Jokowi Memperluas Kawasan Industri Hijau Jadi 30 Ribu Hektare
Presiden Joko Widodo, atau Jokowi, akan meletakkan batu pertama di Green Industrial Park atau Kawasan Industri Hijau, Kalimantan Utara pada Desember mendatang. Kepala Negara mengatakan, area Green Industrial Park bakal diperluas lantaran banyak peminat.
"Seminggu yang lalu luasnya baru 13 ribu hektare (ha). Kemarin saya dapat info karena permintaan menghasilkan produk hijau semakin banyak, akan kita perluas jadi 30 ribu ha," kata Jokowi dalam Pertemuan Tahunan Bank Indonesia 2021 di Hotel Fairmont Jakarta, Rabu (24/11).
Menurutnya, Green Industrial Park itu akan menjadi yang terbesar di dunia.
Mantan Wali Kota Solo itu menilai, strategi pembangunan ekonomi hijau harus segera dimulai. Pasalnya, Indonesia memiliki kekuatan besar pada sektor ekonomi hijau.
Bahkan, Indonesia memiliki potensi geothermal sebesar 29 ribu megawatt. Kemudian, ada potensi hydropower yang berasal dari 4.400 sungai di Tanah Air.
Jokowi belum mengkalkulasi potensi hydropower tersebut. Namun, potensi hydropower dari Sungai Kayan, Kalimantan Utara mencapai 13 ribu megawatt.
Sementara itu, potensi hydropower dari Sungai Mamberamo, Papua sebesar 24 ribu megawatt.
Ini artinya, potensi hydropwer dari dua sungai saja bisa mencapai 37 ribu megawatt. "Itu hanya dua sungai. Kalau 4.400 sungai, hitung sendiri berapa potensinya," ujar dia.
Apalagi, Indonesia masih memiliki potensi energi angin, bayu, arus bawah laut, dan solar. Adapun, potensi energi baru terbarukan di Indonesia mencapai 418 gigawatt.
Mantan Gubernur DKI Jakarta tersebut mengatakan potensi tersebut harus dikelola secara konisten.
"Kalau kita kelola dengan baik dengan konsistensi dan keberanian untuk terbosan ke sana, ini akan jadi kekuatan ekonomi kita ke depan," ujar dia.
Sebelumnya, Direktur Eksekutif METI Paul Butarbutar menyebut pada COP 26 di Glasgow November lalu, presiden telah memberikan komitmen pada pengembangan energi terbarukan.
Komitmen tersebut diharapkan bisa meningkatkan minat investor untuk menanamkan modalnya di sektor energi terbarukan di Indonesia.
Selama Indonesia masih mengandalkan fosil, maka investor tidak akan masuk ke Indonesia, atau setidaknya akan mengurangi investor yang datang.

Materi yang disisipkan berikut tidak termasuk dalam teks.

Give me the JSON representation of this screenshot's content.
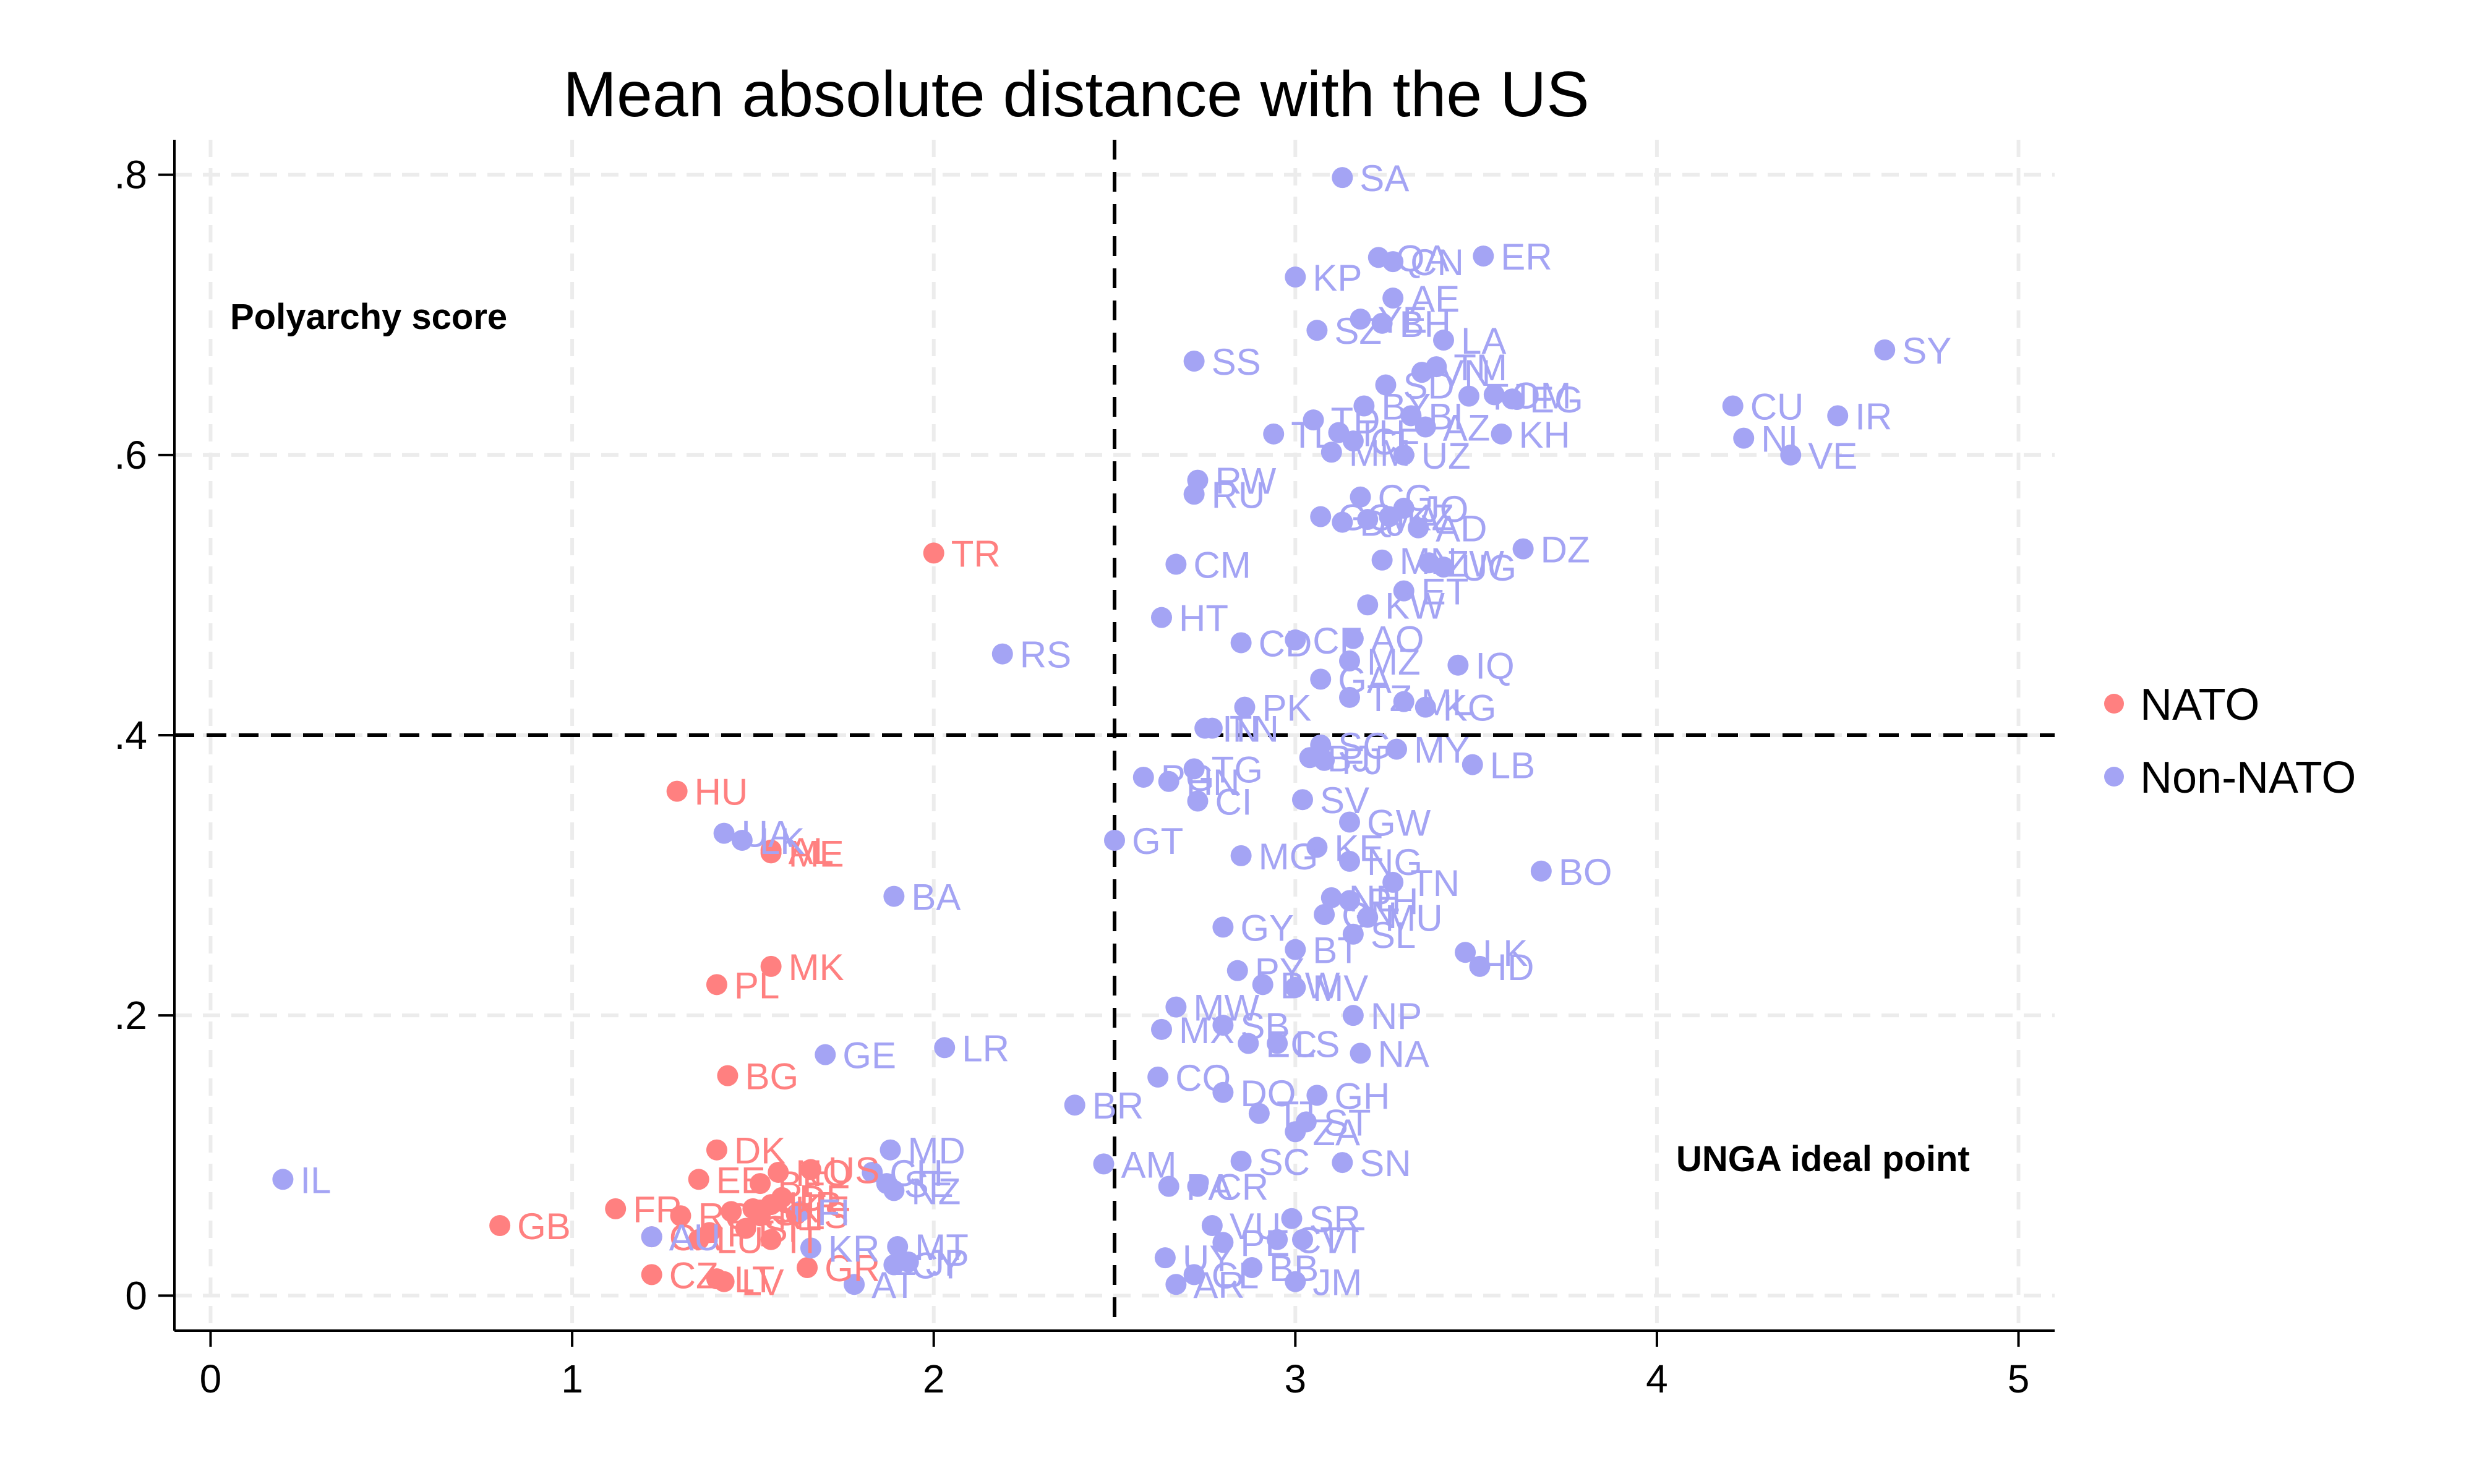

Penyebabnya adalah adanya kekuatan pasar, baik dari sisi konsumen dan investor yang menginginkan produk dengan emisi rendah.
Dengan adanya komitmen pemerintah serta permintaan maka investasi akan mudah masuk. "Dan ini hanya bisa dicapai kalau energi menggunakan pembangkit energi terbarukan," ujar dia kepada Katadata.co.id, Selasa (23/11).
Sebagai informasi, Indonesia telah mengamankan sejumlah investasi berbasis ekonomi hijau dan penanganan dampak perubahan iklim.
Pada Senin (22/11), Denmark sepakat untuk mengembangkan transportasi berbasis energi hijau.
Sementara itu, Inggris juga berencana untuk menanamkan investasi hingga £350 juta (Rp 7 Triliun) selama 10 tahun untuk mendukung ambisi Indonesia dalam menangani perubahan iklim.